Mindful Monday 9.28
Yes, I am well aware that it is Tuesday 9-28, not Monday any longer. My Mom Swiss cheese brain is pretty bad sometimes, but not THAT bad! I missed yesterday, due to extenuating circumstances, but thought it was pretty important to explain and pass on how a few mindful moments really changed my attitude about it.
My son has been attending a one day a week homeschool enrichment program. Needless to say, it hasn’t been an easy transition for him. The first week, he was in tears and hugging my legs every time I tried to leave. Unfortunately I had my daughter with me and two dogs at home who hadn’t eaten breakfast or peed yet that morning. By lunchtime, I had to just leave and take him with me.
Last week, I went with him, with the full intention of staying the whole day; my daughter stayed home with Daddy. Unfortunately I didn’t pack any food for me so I was exhausted and cranky toward the end. Yesterday, I went with the hopes of him getting to the point in which he didn’t need me there and letting me go run some errands that I was feeling great anxiety about getting done.
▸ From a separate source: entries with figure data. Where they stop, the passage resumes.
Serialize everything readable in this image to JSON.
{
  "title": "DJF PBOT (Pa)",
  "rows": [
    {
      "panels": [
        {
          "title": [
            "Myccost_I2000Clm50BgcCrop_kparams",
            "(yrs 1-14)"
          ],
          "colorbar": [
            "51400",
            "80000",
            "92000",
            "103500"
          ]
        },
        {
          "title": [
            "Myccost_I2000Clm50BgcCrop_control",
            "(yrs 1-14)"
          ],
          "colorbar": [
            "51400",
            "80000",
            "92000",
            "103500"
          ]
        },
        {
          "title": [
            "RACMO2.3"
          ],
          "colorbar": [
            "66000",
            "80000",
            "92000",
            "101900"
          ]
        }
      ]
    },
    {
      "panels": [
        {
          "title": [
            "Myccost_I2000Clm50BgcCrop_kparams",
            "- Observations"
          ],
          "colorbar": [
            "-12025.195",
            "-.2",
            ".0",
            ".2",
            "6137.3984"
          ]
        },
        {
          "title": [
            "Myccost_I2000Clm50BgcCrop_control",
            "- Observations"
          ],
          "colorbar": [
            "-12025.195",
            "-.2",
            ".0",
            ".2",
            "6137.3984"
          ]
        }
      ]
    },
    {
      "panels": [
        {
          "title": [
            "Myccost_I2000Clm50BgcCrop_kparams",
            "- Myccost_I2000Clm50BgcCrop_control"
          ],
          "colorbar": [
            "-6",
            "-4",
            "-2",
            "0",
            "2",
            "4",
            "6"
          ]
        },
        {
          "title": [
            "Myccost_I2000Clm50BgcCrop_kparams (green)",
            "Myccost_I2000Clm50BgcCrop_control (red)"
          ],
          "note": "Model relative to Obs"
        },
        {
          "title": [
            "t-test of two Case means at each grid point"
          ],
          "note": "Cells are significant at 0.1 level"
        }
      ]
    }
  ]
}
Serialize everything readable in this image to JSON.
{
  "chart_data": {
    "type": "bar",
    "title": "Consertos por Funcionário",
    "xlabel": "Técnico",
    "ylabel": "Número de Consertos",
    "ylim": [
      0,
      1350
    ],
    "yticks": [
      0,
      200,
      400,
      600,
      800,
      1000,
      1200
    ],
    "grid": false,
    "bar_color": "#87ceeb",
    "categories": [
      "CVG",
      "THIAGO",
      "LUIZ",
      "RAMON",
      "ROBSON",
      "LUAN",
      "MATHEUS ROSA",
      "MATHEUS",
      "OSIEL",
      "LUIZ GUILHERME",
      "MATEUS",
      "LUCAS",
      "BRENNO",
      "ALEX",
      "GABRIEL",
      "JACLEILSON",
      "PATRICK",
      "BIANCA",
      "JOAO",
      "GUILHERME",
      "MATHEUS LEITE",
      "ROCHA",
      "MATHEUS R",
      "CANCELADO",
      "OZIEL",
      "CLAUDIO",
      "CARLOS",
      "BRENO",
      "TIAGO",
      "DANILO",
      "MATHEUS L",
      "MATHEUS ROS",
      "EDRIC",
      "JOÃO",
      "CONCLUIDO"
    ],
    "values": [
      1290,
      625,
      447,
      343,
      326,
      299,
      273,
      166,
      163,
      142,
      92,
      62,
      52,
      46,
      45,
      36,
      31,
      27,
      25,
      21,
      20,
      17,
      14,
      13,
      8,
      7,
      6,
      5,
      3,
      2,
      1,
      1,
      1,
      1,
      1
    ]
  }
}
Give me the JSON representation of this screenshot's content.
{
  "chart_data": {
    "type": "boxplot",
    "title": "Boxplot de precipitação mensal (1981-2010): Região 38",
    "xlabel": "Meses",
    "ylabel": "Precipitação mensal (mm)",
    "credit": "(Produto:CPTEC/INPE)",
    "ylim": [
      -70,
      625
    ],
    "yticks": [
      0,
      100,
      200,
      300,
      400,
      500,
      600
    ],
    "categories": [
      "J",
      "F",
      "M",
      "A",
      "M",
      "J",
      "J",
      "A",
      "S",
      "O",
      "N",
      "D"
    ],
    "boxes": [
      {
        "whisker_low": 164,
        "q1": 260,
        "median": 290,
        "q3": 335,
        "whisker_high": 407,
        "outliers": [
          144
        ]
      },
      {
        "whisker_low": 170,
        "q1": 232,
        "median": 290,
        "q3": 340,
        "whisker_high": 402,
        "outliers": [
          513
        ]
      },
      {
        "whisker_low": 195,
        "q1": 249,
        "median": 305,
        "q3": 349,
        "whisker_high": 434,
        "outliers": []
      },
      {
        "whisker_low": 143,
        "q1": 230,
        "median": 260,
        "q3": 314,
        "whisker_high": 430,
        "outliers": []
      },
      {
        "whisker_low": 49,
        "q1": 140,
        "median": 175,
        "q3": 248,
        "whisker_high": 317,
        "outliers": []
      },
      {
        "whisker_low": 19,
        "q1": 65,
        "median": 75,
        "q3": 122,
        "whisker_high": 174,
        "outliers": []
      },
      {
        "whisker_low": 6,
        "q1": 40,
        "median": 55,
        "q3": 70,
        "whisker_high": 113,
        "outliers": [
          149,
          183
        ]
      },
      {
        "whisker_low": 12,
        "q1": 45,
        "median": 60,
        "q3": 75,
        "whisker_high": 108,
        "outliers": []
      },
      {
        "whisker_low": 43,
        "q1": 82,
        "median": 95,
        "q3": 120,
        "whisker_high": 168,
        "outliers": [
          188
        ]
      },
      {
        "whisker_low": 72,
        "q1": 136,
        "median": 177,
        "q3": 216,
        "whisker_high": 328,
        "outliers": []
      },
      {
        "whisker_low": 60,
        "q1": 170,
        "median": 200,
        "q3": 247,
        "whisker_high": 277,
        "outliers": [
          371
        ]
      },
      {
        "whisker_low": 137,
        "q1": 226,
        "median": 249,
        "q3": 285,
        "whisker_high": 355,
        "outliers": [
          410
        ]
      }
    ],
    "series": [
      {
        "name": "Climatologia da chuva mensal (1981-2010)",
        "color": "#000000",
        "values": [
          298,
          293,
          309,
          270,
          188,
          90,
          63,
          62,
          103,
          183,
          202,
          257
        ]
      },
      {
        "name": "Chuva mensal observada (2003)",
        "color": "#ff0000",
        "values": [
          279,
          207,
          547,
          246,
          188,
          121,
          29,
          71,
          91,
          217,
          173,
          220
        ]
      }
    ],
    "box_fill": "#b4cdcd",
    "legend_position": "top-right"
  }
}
When am I going to ever learn that it is fine for me to have expectations, as long as I keep the knowledge close at hand that at any moment, there is a good chance my expectations will need to be let go of?
I experienced a constant ebb and flow of emotions yesterday. First frustration. Then sheer sadness for him, I know all too well how he feels and what his fears might keep him from doing in life. Then frustration again. Then anger. Then confusion as to how to help him. Of course, helplessness wrapped herself around me like a fog as well.
Finally, after I came to terms with the fact that I wasn’t going anywhere evidently and somehow I had to come up with a way to let go of the myriad of things on my to-do list for the moment. As a last ditch effort, I grabbed a book at the bottom of my bag I had thrown in at the last minute by Louise Hay called You Can Heal Your Life.
From the book, “What is important in this moment is what you are choosing to think and believe and say right now.” Later, “We often add to that, “And I don’t do enough,” or “I don’t deserve.” Does this sound like you? Often saying or implying or feeling that you “are not good enough?” But for whom? And according to whose standards?”
I began to find my breath again.
What did I believe and think right in that moment of anxiety and frustration with my son who needed me?
“I need to get things done. A dress for the upcoming wedding…to clean our house cause it is annoyingly messy and has been the last couple weeks…to plant the raspberry bushes that are dying on my porch…to get and be with my daughter who was having to entertain herself at home while Daddy was working…to store or plan usage for the food that is coming out of our garden…to exercise…”
And for who?
Who’s expectations am I filling with all of those to-do’s that must all get done RIGHT NOW?
My husbands?
Mine?
Anyone who might actually find out that I am not perfect and can’t keep up with it all, all the time?
The bride and groom who might think I didn’t dress the way they wanted for their wedding?
My daughter who would most certainly be holding a grudge against me when I didn’t come home until 3:30?
In those few moments between reading those pages and trying not to fall asleep in the hallway, I changed my thoughts. I let go of that to-do list. I really wondered whose expectations I was trying to live up to. I began to relax and actually entered into deep conversation with another Mom who is also in the same boat. Then we were joined by two more Mom’s and we conversed about homeschooling, ideas, cool discoveries we were making, how to help each individual child, how each child produced their own unique hurdles.
I was there for my son when he needed me.
Not perfectly, on the way home I was upset and wondering whether my husband was going to be mad and how I could hurry up this adjustment process per what I assumed where going to be HIS expectations.
Except, when I got home, he wasn’t mad that I was gone all day again. He was fine with it. I had made up expectations I thought would be his. Actually, after we chatted for a few moments, he said, “You have to read Janine’s email, it might help you.”
She quoted Viktor Frankl, a Nazi camp survivor, “Everything can be taken from a man but one thing: the last of the human freedoms- to choose one’s attitude in any given set of circumstances, to choose one’s own way”.
She thought maybe I needed to hear that…
I’ll say.
Spill it: How do you keep your patience with your kids when they are going through a difficult adjustment you think should be easier for them? Hmmm….or how do you keep your expectations in check so as to remain flexible in the moments of motherhood that test those expectations?